Talk

Scientific computing has been going through significant changes, adapting to new platforms and ways of working shared with industry domains where requirements now match or exceed those of even the largest scientific collaborations.

What before took tens of in house developers to develop and maintain large software stacks, can now be done with significantly less resources by joining large open communities of engineers from thousands of organizations around the world.
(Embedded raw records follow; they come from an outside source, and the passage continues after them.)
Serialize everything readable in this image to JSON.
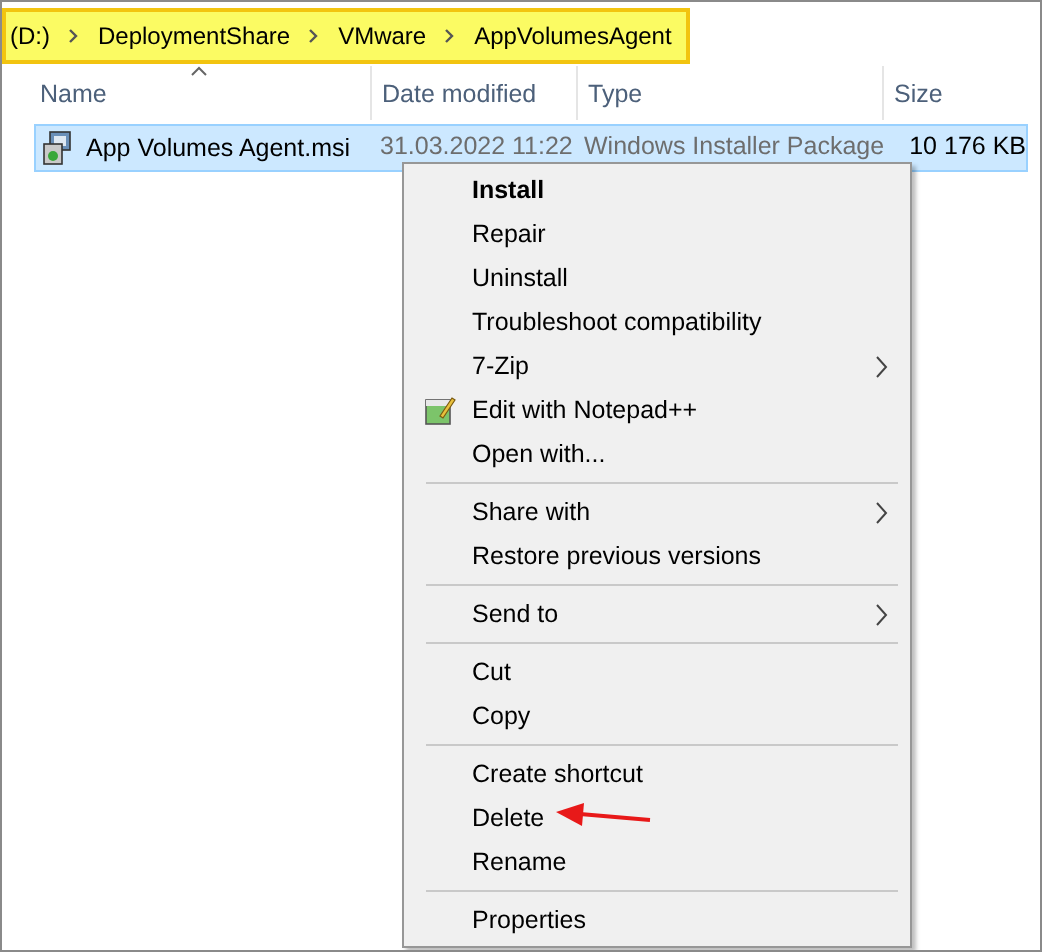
{
  "breadcrumb": {
    "highlighted": true,
    "parts": [
      "(D:)",
      "DeploymentShare",
      "VMware",
      "AppVolumesAgent"
    ]
  },
  "columns": [
    {
      "label": "Name",
      "sorted": true
    },
    {
      "label": "Date modified",
      "sorted": false
    },
    {
      "label": "Type",
      "sorted": false
    },
    {
      "label": "Size",
      "sorted": false
    }
  ],
  "files": [
    {
      "name": "App Volumes Agent.msi",
      "date": "31.03.2022 11:22",
      "type": "Windows Installer Package",
      "size": "10 176 KB",
      "selected": true
    }
  ],
  "context_menu": {
    "items": [
      {
        "kind": "item",
        "label": "Install",
        "default": true,
        "submenu": false,
        "icon": false,
        "pointed": false
      },
      {
        "kind": "item",
        "label": "Repair",
        "default": false,
        "submenu": false,
        "icon": false,
        "pointed": false
      },
      {
        "kind": "item",
        "label": "Uninstall",
        "default": false,
        "submenu": false,
        "icon": false,
        "pointed": false
      },
      {
        "kind": "item",
        "label": "Troubleshoot compatibility",
        "default": false,
        "submenu": false,
        "icon": false,
        "pointed": false
      },
      {
        "kind": "item",
        "label": "7-Zip",
        "default": false,
        "submenu": true,
        "icon": false,
        "pointed": false
      },
      {
        "kind": "item",
        "label": "Edit with Notepad++",
        "default": false,
        "submenu": false,
        "icon": true,
        "pointed": false
      },
      {
        "kind": "item",
        "label": "Open with...",
        "default": false,
        "submenu": false,
        "icon": false,
        "pointed": false
      },
      {
        "kind": "separator"
      },
      {
        "kind": "item",
        "label": "Share with",
        "default": false,
        "submenu": true,
        "icon": false,
        "pointed": false
      },
      {
        "kind": "item",
        "label": "Restore previous versions",
        "default": false,
        "submenu": false,
        "icon": false,
        "pointed": false
      },
      {
        "kind": "separator"
      },
      {
        "kind": "item",
        "label": "Send to",
        "default": false,
        "submenu": true,
        "icon": false,
        "pointed": false
      },
      {
        "kind": "separator"
      },
      {
        "kind": "item",
        "label": "Cut",
        "default": false,
        "submenu": false,
        "icon": false,
        "pointed": false
      },
      {
        "kind": "item",
        "label": "Copy",
        "default": false,
        "submenu": false,
        "icon": false,
        "pointed": false
      },
      {
        "kind": "separator"
      },
      {
        "kind": "item",
        "label": "Create shortcut",
        "default": false,
        "submenu": false,
        "icon": false,
        "pointed": false
      },
      {
        "kind": "item",
        "label": "Delete",
        "default": false,
        "submenu": false,
        "icon": false,
        "pointed": true
      },
      {
        "kind": "item",
        "label": "Rename",
        "default": false,
        "submenu": false,
        "icon": false,
        "pointed": false
      },
      {
        "kind": "separator"
      },
      {
        "kind": "item",
        "label": "Properties",
        "default": false,
        "submenu": false,
        "icon": false,
        "pointed": false
      }
    ]
  }
}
This session will cover some of the technologies at the heart of this change, and the impact they're having in the daily life of scientists and researchers. It will describe how containers, kubernetes and cloud native tools have changed first traditional IT with microservices while later also improving collaboration and reproducibility for scientific workloads; how the cloud and open cloud native platforms have enabled businesses to embrace big data while cutting decades of technical debt on scientific platforms; and how this is all helping further democratize science, expanding and easing the access to large computing resources.
Ricardo Rocha
CERN
Ricardo leads the Platform Infrastructure team at CERN with a strong focus on cloud native deployments and machine learning. He has led for several years the internal effort to transition services and workloads to use cloud native technologies, as well as dissemination and training efforts. Ricardo got CERN to join the Cloud Native Computing Foundation (CNCF), is a member of the CNCF Technical Oversight Committee (TOC) and End User Technical Advisory Board (TAB), as well as a lead of the CNCF Research User Group. Prior to this work Ricardo helped develop the grid computing infrastructure serving the Large Hadron Collider (LHC).